Hola, mi gente! This translates to "Hello, my people!" This blog post is part of the the Worldbuilding Blogfest hosted by Sharon Bayliss.
Today I will share a part of Puerto Rican cuisine. Yes, I love food. It is my friend and my nemesis. However, like all cultures, we take our food, music and customs seriously (by serious, I mean we party). During holidays, we particularly light up our kitchens with the smells of Spanish spices wafting through the air. Not only are our colors loud and bright, but we love our food spicy and flavorful. We love pasteles, sort of like a big tamale wrapped in banana leaves but made with plantains, yuca and pork. No occasion is celebrated without red rice and pigeon peas, arroz con gandules. And who can forget the platanos maduros, fried sweet plantains. So come with me on this culinary journey of food, love and family.
Pernil (Roast Pork Shoulder) Recipe
Prep Time: 15 minutes
Cook Time: 3- 4 hours
Servings: 10-15, possibly more :)
1 Pork Shoulder (about 10-12 pounds)
1 cup of Adobo with Pepper (Seasoning Salt)
1/2 cup garlic minced
1/2 cup of vinegar
3 packets of sazon (make sure it is the one with achiote for good color)
1/2 cup of olive oil
1 cup of water
- Preheat the oven for 350 degrees F.
- So the first thing you want to do is take the fully defrosted pork shoulder out of it wrapping and give it a good rinse.
- I don't know about anyone else, but I don't know how many hands were handling that meat (that's what she said! Or he said! I never really know).

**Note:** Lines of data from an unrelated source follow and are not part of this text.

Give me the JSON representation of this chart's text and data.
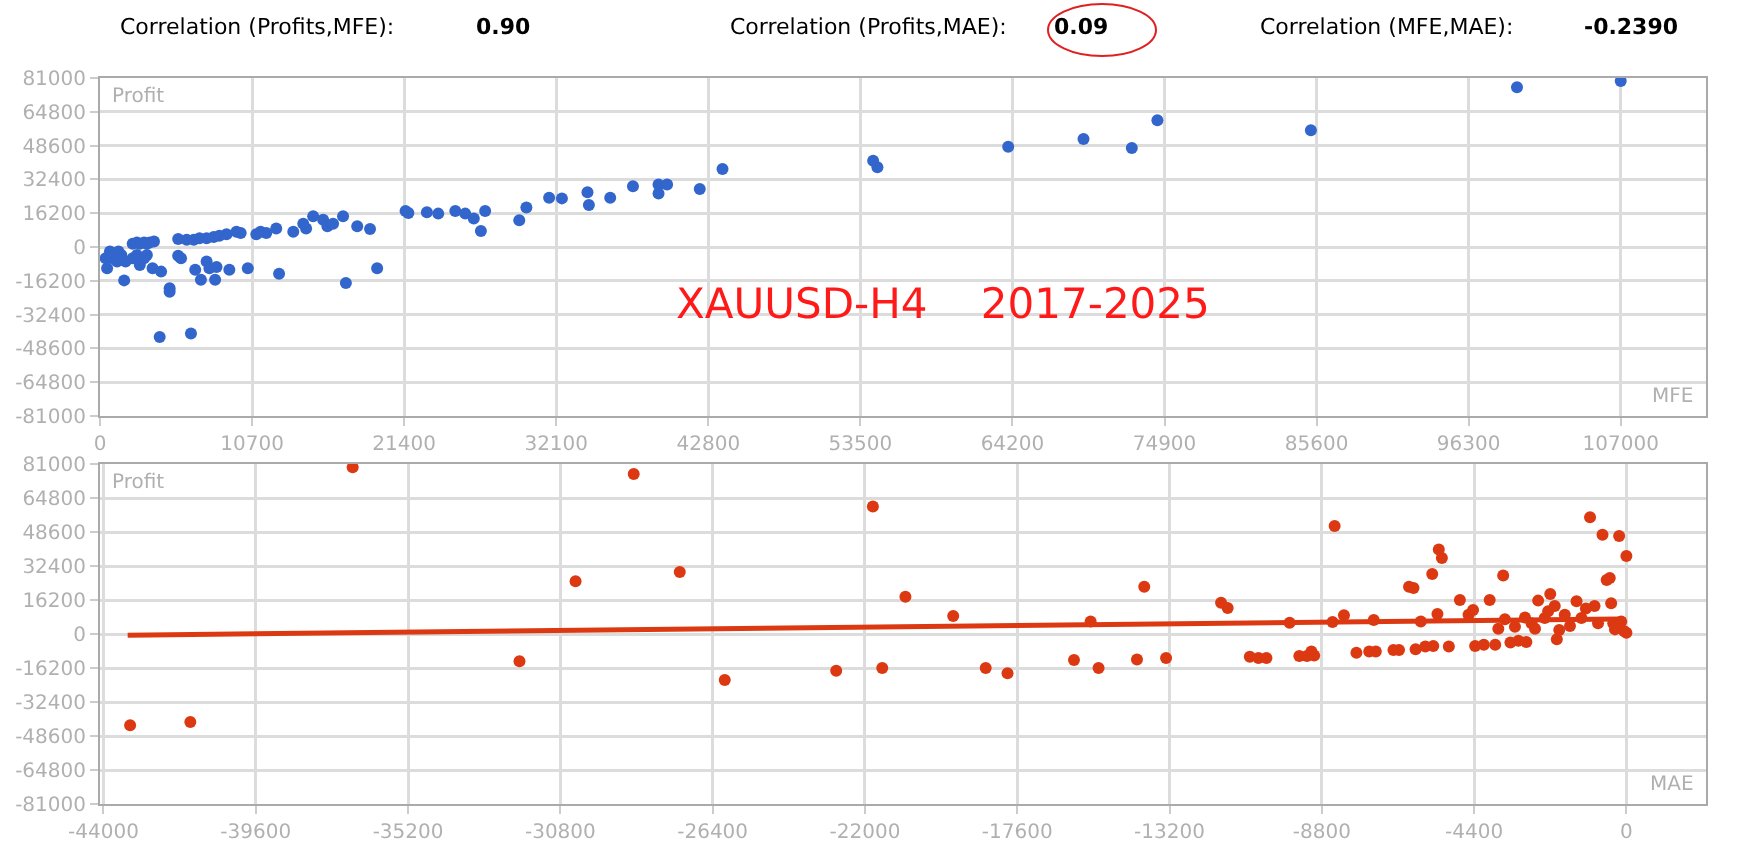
{
  "chart_data": [
    {
      "type": "scatter",
      "xlabel": "MFE",
      "ylabel": "Profit",
      "grid": true,
      "marker": "circle",
      "annotations": [
        "Correlation (Profits,MFE):",
        "0.90",
        "Correlation (Profits,MAE):",
        "0.09",
        "Correlation (MFE,MAE):",
        "-0.2390",
        "XAUUSD-H4    2017-2025"
      ],
      "xlim": [
        0,
        113000
      ],
      "xticks": [
        0,
        10700,
        21400,
        32100,
        42800,
        53500,
        64200,
        74900,
        85600,
        96300,
        107000
      ],
      "ylim": [
        -81000,
        81000
      ],
      "yticks": [
        -81000,
        -64800,
        -48600,
        -32400,
        -16200,
        0,
        16200,
        32400,
        48600,
        64800,
        81000
      ],
      "series": [
        {
          "color": "#3366cc",
          "x": [
            400,
            700,
            900,
            1200,
            1300,
            1500,
            1800,
            500,
            1700,
            2300,
            2600,
            2800,
            3100,
            3300,
            3500,
            3800,
            2300,
            2600,
            2800,
            3100,
            3300,
            3700,
            4300,
            4900,
            4900,
            4200,
            6400,
            5500,
            5700,
            6700,
            7100,
            7500,
            7700,
            8100,
            8200,
            9100,
            10400,
            12600,
            17300,
            19500,
            5500,
            6100,
            6600,
            7000,
            7500,
            8000,
            8400,
            8900,
            9600,
            9900,
            11000,
            11300,
            11700,
            12400,
            13600,
            14300,
            14500,
            15000,
            15700,
            16000,
            16400,
            17100,
            18100,
            19000,
            21500,
            21700,
            23000,
            23800,
            25000,
            25700,
            26300,
            26800,
            27100,
            29500,
            30000,
            31600,
            32500,
            34300,
            34400,
            35900,
            37500,
            39300,
            39300,
            39900,
            42200,
            43800,
            54400,
            54700,
            63900,
            69200,
            72600,
            74400,
            85200,
            99700,
            107000
          ],
          "values": [
            -5400,
            -2200,
            -5400,
            -7000,
            -2200,
            -3800,
            -7000,
            -10200,
            -16000,
            1600,
            2200,
            1600,
            2200,
            1600,
            2200,
            2600,
            -5400,
            -3800,
            -8600,
            -5400,
            -3800,
            -10200,
            -11800,
            -19800,
            -21400,
            -43100,
            -41500,
            -4200,
            -5400,
            -10900,
            -15700,
            -7000,
            -10200,
            -15700,
            -9600,
            -10900,
            -10200,
            -12800,
            -17300,
            -10200,
            3800,
            3500,
            3500,
            4200,
            4200,
            4800,
            5400,
            6100,
            7300,
            6700,
            6100,
            7300,
            6700,
            8900,
            7300,
            11200,
            8900,
            14700,
            13100,
            9900,
            11200,
            14700,
            9900,
            8600,
            17300,
            16300,
            16600,
            16000,
            17300,
            16000,
            13700,
            7700,
            17300,
            12800,
            18900,
            23600,
            23300,
            26200,
            20100,
            23600,
            29100,
            30000,
            25600,
            30000,
            27800,
            37400,
            41300,
            38200,
            48000,
            51800,
            47400,
            60700,
            56000,
            76600,
            79500
          ]
        }
      ]
    },
    {
      "type": "scatter",
      "xlabel": "MAE",
      "ylabel": "Profit",
      "grid": true,
      "marker": "circle",
      "xlim": [
        -44100,
        2300
      ],
      "xticks": [
        -44000,
        -39600,
        -35200,
        -30800,
        -26400,
        -22000,
        -17600,
        -13200,
        -8800,
        -4400,
        0
      ],
      "ylim": [
        -81000,
        81000
      ],
      "yticks": [
        -81000,
        -64800,
        -48600,
        -32400,
        -16200,
        0,
        16200,
        32400,
        48600,
        64800,
        81000
      ],
      "series": [
        {
          "color": "#dc3912",
          "x": [
            -43230,
            -41490,
            -36800,
            -31980,
            -30360,
            -28680,
            -27350,
            -26050,
            -22830,
            -21770,
            -21500,
            -20830,
            -19450,
            -18510,
            -17880,
            -15960,
            -15480,
            -15250,
            -14140,
            -13930,
            -13300,
            -11710,
            -11520,
            -10880,
            -10630,
            -10400,
            -9730,
            -9450,
            -9230,
            -9100,
            -9020,
            -8490,
            -8430,
            -8160,
            -7800,
            -7430,
            -7240,
            -7300,
            -6730,
            -6570,
            -6280,
            -6150,
            -6090,
            -5940,
            -5810,
            -5610,
            -5580,
            -5460,
            -5420,
            -5330,
            -5130,
            -4810,
            -4560,
            -4430,
            -4370,
            -4120,
            -3950,
            -3790,
            -3700,
            -3560,
            -3510,
            -3350,
            -3220,
            -3120,
            -2930,
            -2890,
            -2740,
            -2640,
            -2550,
            -2360,
            -2260,
            -2200,
            -2070,
            -2010,
            -1940,
            -1780,
            -1630,
            -1440,
            -1300,
            -1170,
            -1050,
            -920,
            -820,
            -690,
            -570,
            -480,
            -440,
            -380,
            -330,
            -210,
            -150,
            -60,
            0,
            0
          ],
          "values": [
            -43500,
            -41900,
            79400,
            -13000,
            25100,
            76200,
            29500,
            -21900,
            -17500,
            60700,
            -16200,
            17800,
            8600,
            -16200,
            -18700,
            -12400,
            6000,
            -16200,
            -12100,
            22500,
            -11400,
            14900,
            12400,
            -10800,
            -11400,
            -11400,
            5400,
            -10500,
            -10500,
            -8300,
            -10200,
            5700,
            51500,
            8900,
            -8900,
            -8300,
            -8300,
            6700,
            -7600,
            -7600,
            22500,
            21900,
            -7300,
            6000,
            -6000,
            28600,
            -5700,
            9500,
            40300,
            36200,
            -6000,
            16200,
            9200,
            11400,
            -5700,
            -5100,
            16200,
            -5100,
            2500,
            27900,
            7000,
            -4100,
            3500,
            -3200,
            7900,
            -3800,
            5100,
            2500,
            15900,
            7600,
            10800,
            19100,
            13300,
            -2500,
            1900,
            9200,
            3800,
            15600,
            7600,
            12100,
            55600,
            13300,
            5100,
            47300,
            25700,
            26700,
            14600,
            5100,
            2200,
            46700,
            6000,
            1300,
            37200,
            600
          ]
        },
        {
          "type": "line",
          "marker": "none",
          "color": "#dc3912",
          "x": [
            -43300,
            -200
          ],
          "values": [
            -600,
            7200
          ]
        }
      ]
    }
  ]
}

- Then you want to place it on a large cutting board because it is going to get crazy. You take a butcher's knife and you let out some aggression on the pork shoulder. Stab holes into the pork shoulder approximately two inches apart. Your spouse, or significant other, may look at you with fear. That is okay.
- Set the pork aside in a roasting pan or large aluminum pan
- Take all of your spices and mix them in a bowl. Make sure mix well.
- With your hands, take a scoop of the spice mixture and spread liberally all over the pork shoulder. Be sure to get a sufficient amount of the spices into the holes created by the knife earlier.
- With the remaining spice mixture, add water and pour into the bottom of the pan.
- Place in the oven for approximately 3 to 4 hours.
- Be sure to baste the pork every 30 minutes. At the end of 3 hours, use a serving fork to poke the shoulder, through to the bone. If the liquid runs clear then it is done. If it is somewhat pink or red, then let cook for another hour.
- At the conclusion of the 3-4 hours, let the pork sit for 15 minutes before cutting into slices.
- Enjoy with a side of rice, beans and salad!!!!!